Slide was about to leave the fake henge when he felt the movement, a motion quite beyond his human senses, but with the resonance of a solid mass to his demon perceptions. What gave him paused was the inability of his demon perceptions to pinpoint location of this mass. He immediately went on the searching defensive, but still didn't catch the intrusion until it suddenly appeared in the form of a supposedly human figure, bullnecked and powerful, dressed in a flowing black overcoat and slouch hat.

"Hold up there, daemon."

Slide halted and turned to face the intruder. He might look like a man, but Slide knew instinctively that it was no more human than he. A human was unable simply to appear out of nowhere with quite such a supernatural sense of drama, and no human could conjure the ground fog that was suddenly drifting between the trees and around the megaliths of the stone circle, and certainly no human could recognized Slide as a demon in a man's body quite so easily. He been both made and surprised, and that was not good. No choice but the bluster.

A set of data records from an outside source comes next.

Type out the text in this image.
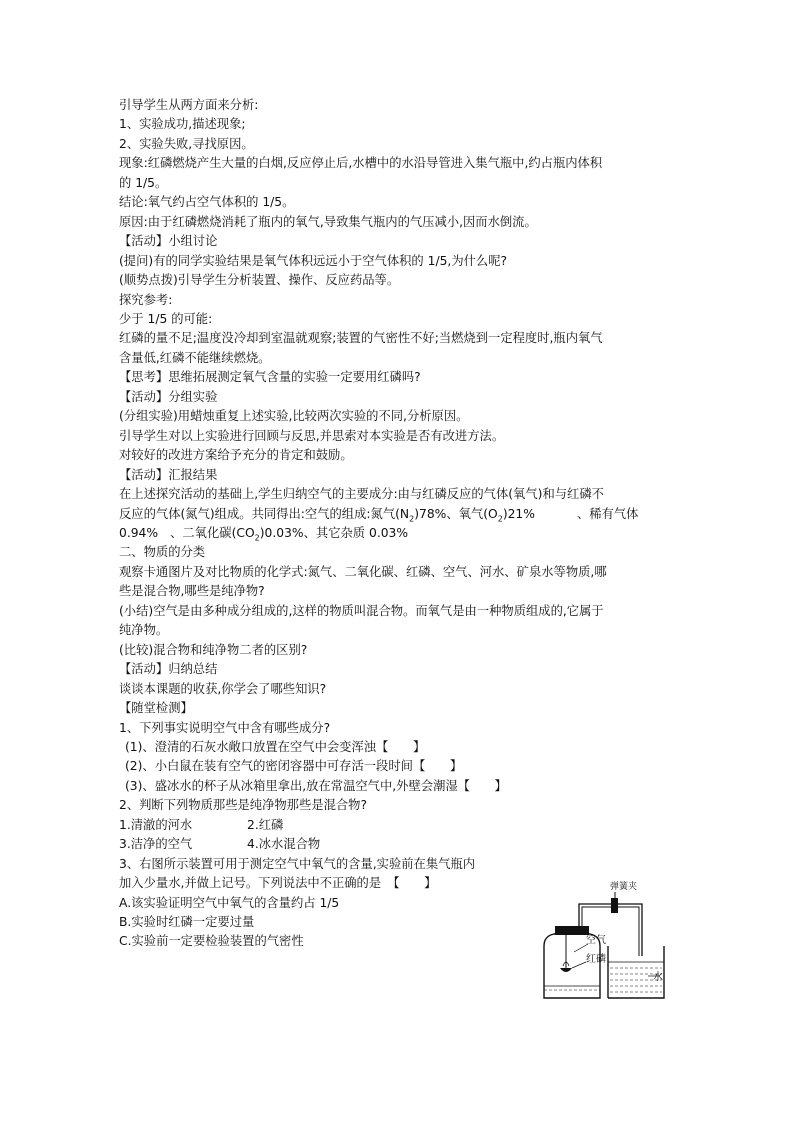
引导学生从两方面来分析:

1、实验成功,描述现象;

2、实验失败,寻找原因。

现象:红磷燃烧产生大量的白烟,反应停止后,水槽中的水沿导管进入集气瓶中,约占瓶内体积

的 1/5。

结论:氧气约占空气体积的 1/5。

原因:由于红磷燃烧消耗了瓶内的氧气,导致集气瓶内的气压减小,因而水倒流。

【活动】小组讨论

(提问)有的同学实验结果是氧气体积远远小于空气体积的 1/5,为什么呢?

(顺势点拨)引导学生分析装置、操作、反应药品等。

探究参考:

少于 1/5 的可能:

红磷的量不足;温度没冷却到室温就观察;装置的气密性不好;当燃烧到一定程度时,瓶内氧气

含量低,红磷不能继续燃烧。

【思考】思维拓展测定氧气含量的实验一定要用红磷吗?

【活动】分组实验

(分组实验)用蜡烛重复上述实验,比较两次实验的不同,分析原因。

引导学生对以上实验进行回顾与反思,并思索对本实验是否有改进方法。

对较好的改进方案给予充分的肯定和鼓励。

【活动】汇报结果

在上述探究活动的基础上,学生归纳空气的主要成分:由与红磷反应的气体(氧气)和与红磷不

反应的气体(氮气)组成。共同得出:空气的组成:氮气$(N_2)78\%$、氧气$(O_2)21\%$	、稀有气体

0.94% 、二氧化碳$(CO_2)0.03\%$、其它杂质 0.03%

二、物质的分类

观察卡通图片及对比物质的化学式:氮气、二氧化碳、红磷、空气、河水、矿泉水等物质,哪

些是混合物,哪些是纯净物?

(小结)空气是由多种成分组成的,这样的物质叫混合物。而氧气是由一种物质组成的,它属于

纯净物。

(比较)混合物和纯净物二者的区别?

【活动】归纳总结

谈谈本课题的收获,你学会了哪些知识?

【随堂检测】

1、下列事实说明空气中含有哪些成分?

(1)、澄清的石灰水敞口放置在空气中会变浑浊【　　】

(2)、小白鼠在装有空气的密闭容器中可存活一段时间【　　】

(3)、盛冰水的杯子从冰箱里拿出,放在常温空气中,外壁会潮湿【　　】

2、判断下列物质那些是纯净物那些是混合物?

1.清澈的河水	2.红磷

3.洁净的空气	4.冰水混合物

3、右图所示装置可用于测定空气中氧气的含量,实验前在集气瓶内

加入少量水,并做上记号。下列说法中不正确的是　【　　】

A.该实验证明空气中氧气的含量约占 1/5

B.实验时红磷一定要过量

C.实验前一定要检验装置的气密性

弹簧夹
空气
红磷
水
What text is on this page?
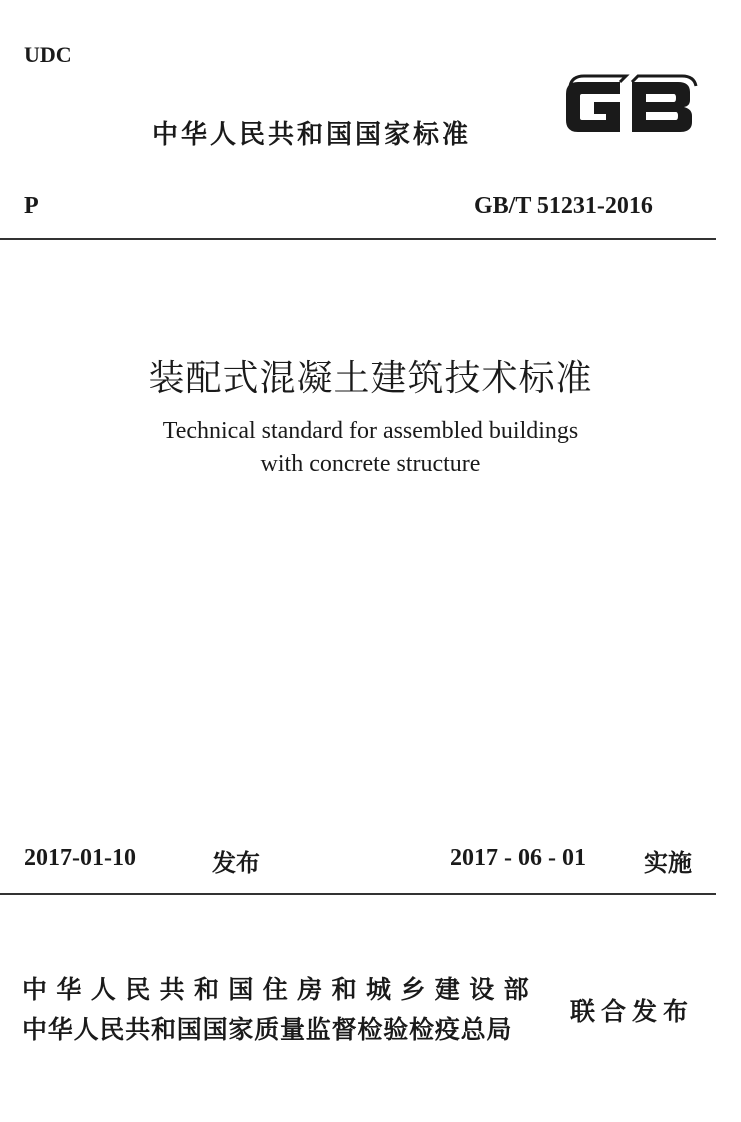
UDC
中华人民共和国国家标准
P	GB/T 51231-2016
装配式混凝土建筑技术标准
Technical standard for assembled buildings
with concrete structure
2017-01-10	发布	2017 - 06 - 01 实施
中华人民共和国住房和城乡建设部
中华人民共和国国家质量监督检验检疫总局
联合发布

"And who might you be? You don't look like any Druid. Even a Martian druid."

The figure moved closer. "You don't know me?" In fact, Slide did know the figure, after a fashion, or at least he thought he did. It greatly resembled the man at Rosa Coote's, sitting behind Sir Richard Barton, the one who Rosa had pointed out as Nightshade, and had said smelled of vampire. Was Barton so advanced that the had the undead in his employ and had sent this one to waylay Slide?

"I don't believe I've had the pleasure."

"But I think you know me."

Slide was stunned. Now he could smell vampire, and it was all he needed to trigger the recall. His full idimmu memory was vast, but made complicated by infinite dimensional levels and the relativity of time. The result was that large accumulations of data went ignored and unnoticed for sometimes subjective centuries at a stretch, until a random nudge brought long buried facts to the

conscious surface. Nightshade. More fully Joey Nightshade. The entity was also known Lupo Leomonte, sometimes Lupo Rieti. In other contexts, he was Vincent Satrielli. He was a vampire, one of the colony led by the formidable Victor Renquist, by all accounts with a career of bloody assassination that went back to the Italian Renaissance. All that Slide knew told him that such a being had no such business on Mars at all, let alone eight million years in his own linear past.

"You are Nightshade?"

"I prefer the simple Lupo."

Slide made a routine demon-to-vampire ward-off pass with his right hand, more to indicate that he had made this Nightshade, just as this Nightshade had made him, than as a gesture of protection. "I didn't know they had vampires on Mars?"